As a positive and practical sign of the improvement, the head of the ASC’s Sport Development program, Dene Moore — a respected and knowledgeable administrator — was transitioned from the ASC to join the new leadership team at CAS as Chief Executive.
The Chair of the ASC, Ted Harris, was well aware that sport functioned best in Australia when it was strongly represented by an articulate non-government organisation with a solid membership base and a clearly defined policy platform. This dynamic was considered sufficiently important for the ASC to back the new CAS regime with hands-on support by agreeing to continue to provide the salary for Moore thus allowing time for CAS to re-build its business approach after a fractious decade.
Moore brought with him a wealth of experience and an intimate knowledge of Australian sport and National Sporting Organisations. Credibility with national sport came with him.
This administrative change, along with a new revamped Board with five new members, provided an opportunity for the CAS-ASC relationship to be re-set, this time based on collaboration, not conflict.
Money and ideas together
CAS was a key influencer of the sport policy debate; its influence during this period on policy, programs and funding cannot be underestimated. Nothing encapsulated the historical importance of CAS during the late 1980s and 1990s more than the ground-breaking report Target 2000. (Ref 1) It was described as a White Paper and it set the real agenda and roadmap for the direction of Australian sport for the rest of the decade when it was released in September 1992 — 10 years after the publication of the Confederation’s first major directional document, the Master Plan for Sport. (Ref 2)

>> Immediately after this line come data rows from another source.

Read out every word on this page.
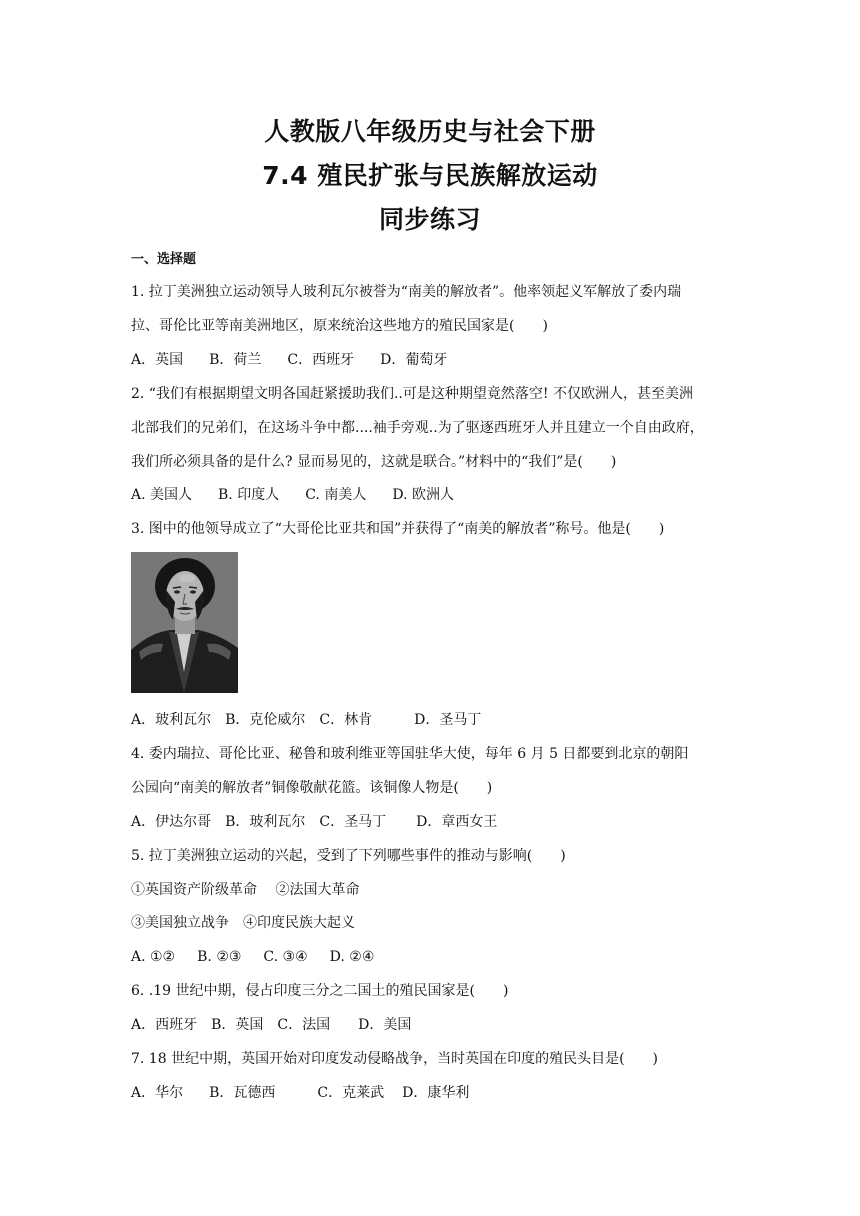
人教版八年级历史与社会下册
7.4 殖民扩张与民族解放运动
同步练习
一、选择题
1. 拉丁美洲独立运动领导人玻利瓦尔被誉为“南美的解放者”。他率领起义军解放了委内瑞
拉、哥伦比亚等南美洲地区，原来统治这些地方的殖民国家是(　　)
A．英国 B．荷兰 C．西班牙 D．葡萄牙
2. “我们有根据期望文明各国赶紧援助我们..可是这种期望竟然落空! 不仅欧洲人，甚至美洲
北部我们的兄弟们，在这场斗争中都....袖手旁观..为了驱逐西班牙人并且建立一个自由政府，
我们所必须具备的是什么? 显而易见的，这就是联合。”材料中的“我们”是(　　)
A. 美国人 B. 印度人 C. 南美人 D. 欧洲人
3. 图中的他领导成立了“大哥伦比亚共和国”并获得了“南美的解放者”称号。他是(　　)
A．玻利瓦尔 B．克伦威尔 C．林肯	D．圣马丁
4. 委内瑞拉、哥伦比亚、秘鲁和玻利维亚等国驻华大使，每年 6 月 5 日都要到北京的朝阳
公园向“南美的解放者”铜像敬献花篮。该铜像人物是(　　)
A．伊达尔哥 B．玻利瓦尔 C．圣马丁 D．章西女王
5. 拉丁美洲独立运动的兴起，受到了下列哪些事件的推动与影响(　　)
①英国资产阶级革命　 ②法国大革命
③美国独立战争　④印度民族大起义
A. ①② B. ②③ C. ③④ D. ②④
6. .19 世纪中期，侵占印度三分之二国土的殖民国家是(　　)
A．西班牙 B．英国 C．法国 D．美国
7. 18 世纪中期，英国开始对印度发动侵略战争，当时英国在印度的殖民头目是(　　)
A．华尔 B．瓦德西	C．克莱武 D．康华利
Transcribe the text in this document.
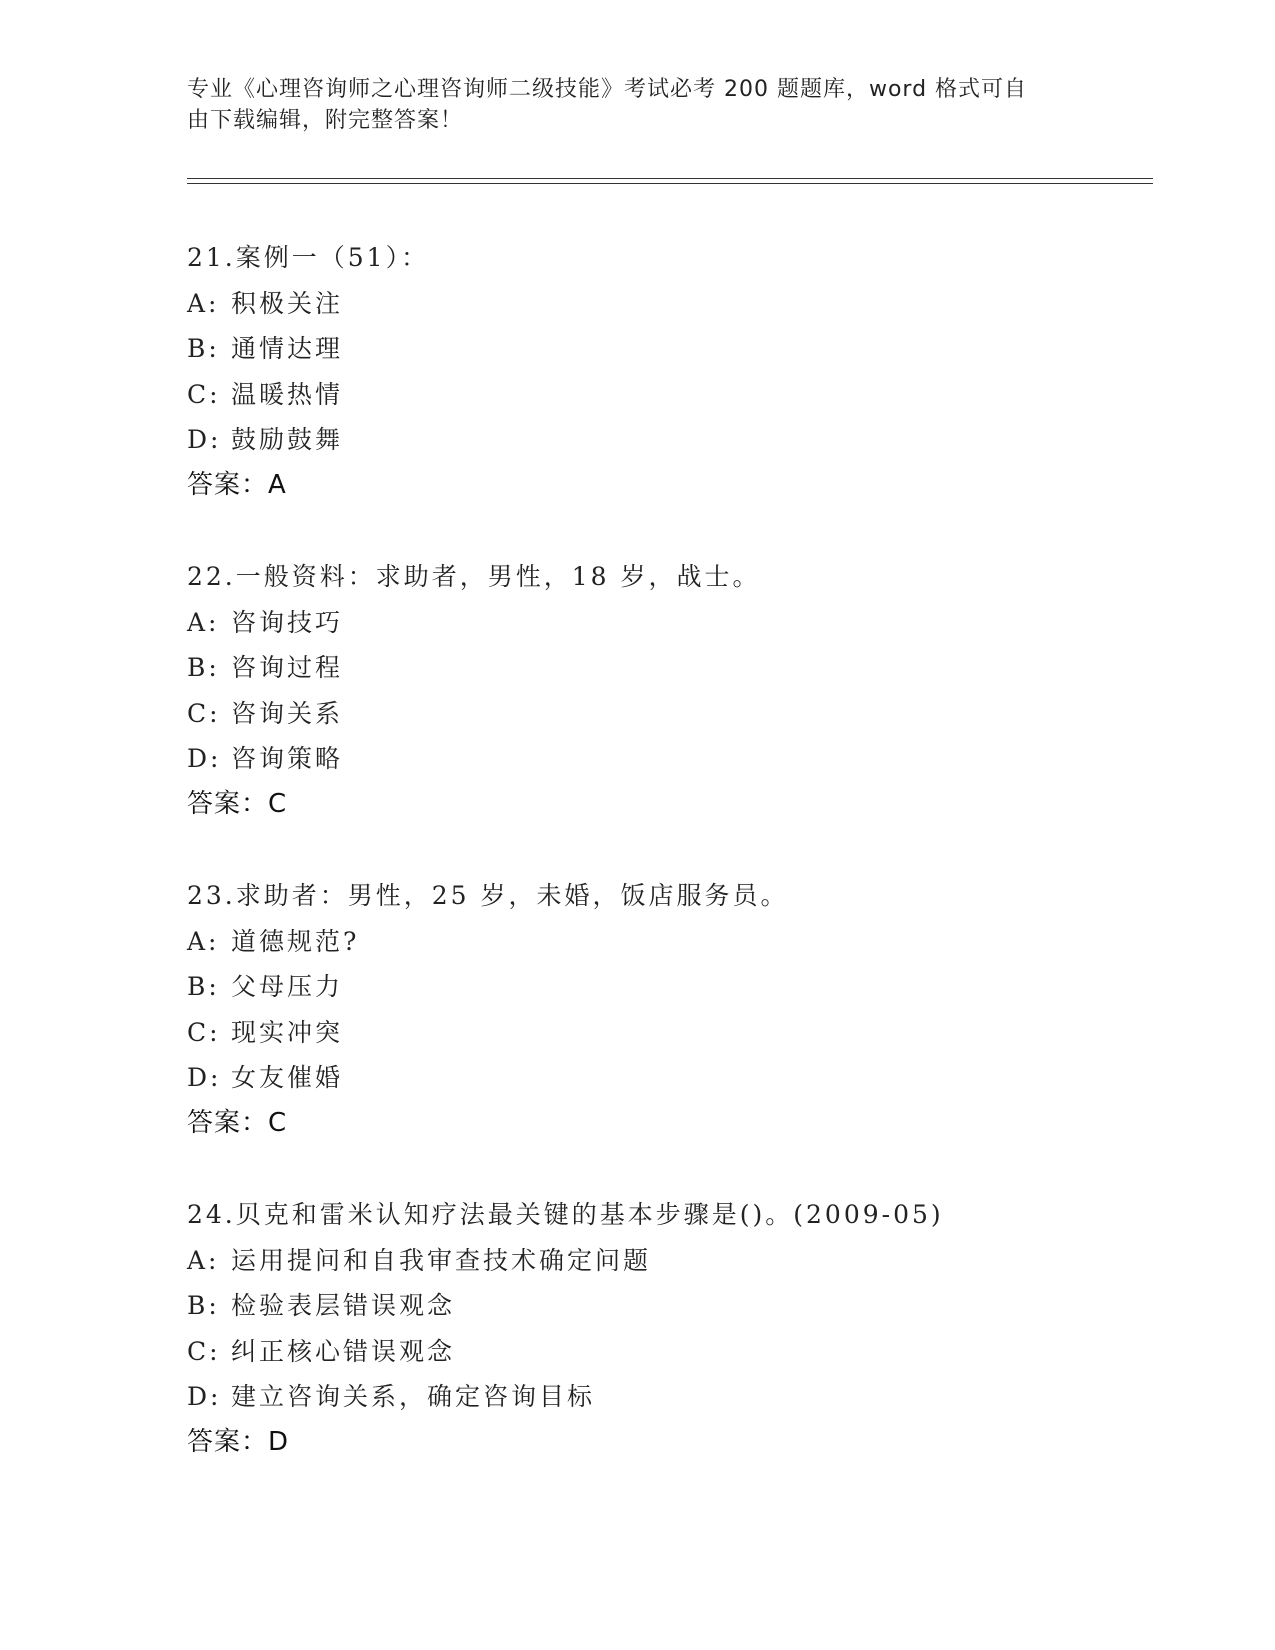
专业《心理咨询师之心理咨询师二级技能》考试必考 200 题题库，word 格式可自
由下载编辑，附完整答案！
21.案例一（51）：
A: 积极关注
B: 通情达理
C: 温暖热情
D: 鼓励鼓舞
答案：A
22.一般资料：求助者，男性，18 岁，战士。
A: 咨询技巧
B: 咨询过程
C: 咨询关系
D: 咨询策略
答案：C
23.求助者：男性，25 岁，未婚，饭店服务员。
A: 道德规范?
B: 父母压力
C: 现实冲突
D: 女友催婚
答案：C
24.贝克和雷米认知疗法最关键的基本步骤是()。(2009-05)
A: 运用提问和自我审查技术确定问题
B: 检验表层错误观念
C: 纠正核心错误观念
D: 建立咨询关系，确定咨询目标
答案：D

It was a dynamic period in sport with the CAS report being released in the shadow of the massive $100 million increase in funding over four years announced by the Sport Minister, Senator Graham Richardson in late 1989. Funding had improved dramatically – and there were ideas to match.
Target 2000 report
Target 2000 was the result of two years of intense consultation and research through formal conferences in each State and Territory, and detailed feedback from the CAS membership. It was a membership driven investigation, analysis and presentation to government, not the other way round! CAS led it but sport owned it. Too often, especially since the decline of CAS in later years, it has been the government, through the ASC and its sponsored enquiries, that have dominated the sports debate and determined future directions. This report provided a comprehensive outline of the needs of sport by sport, and how government might adjust its planning to support those needs.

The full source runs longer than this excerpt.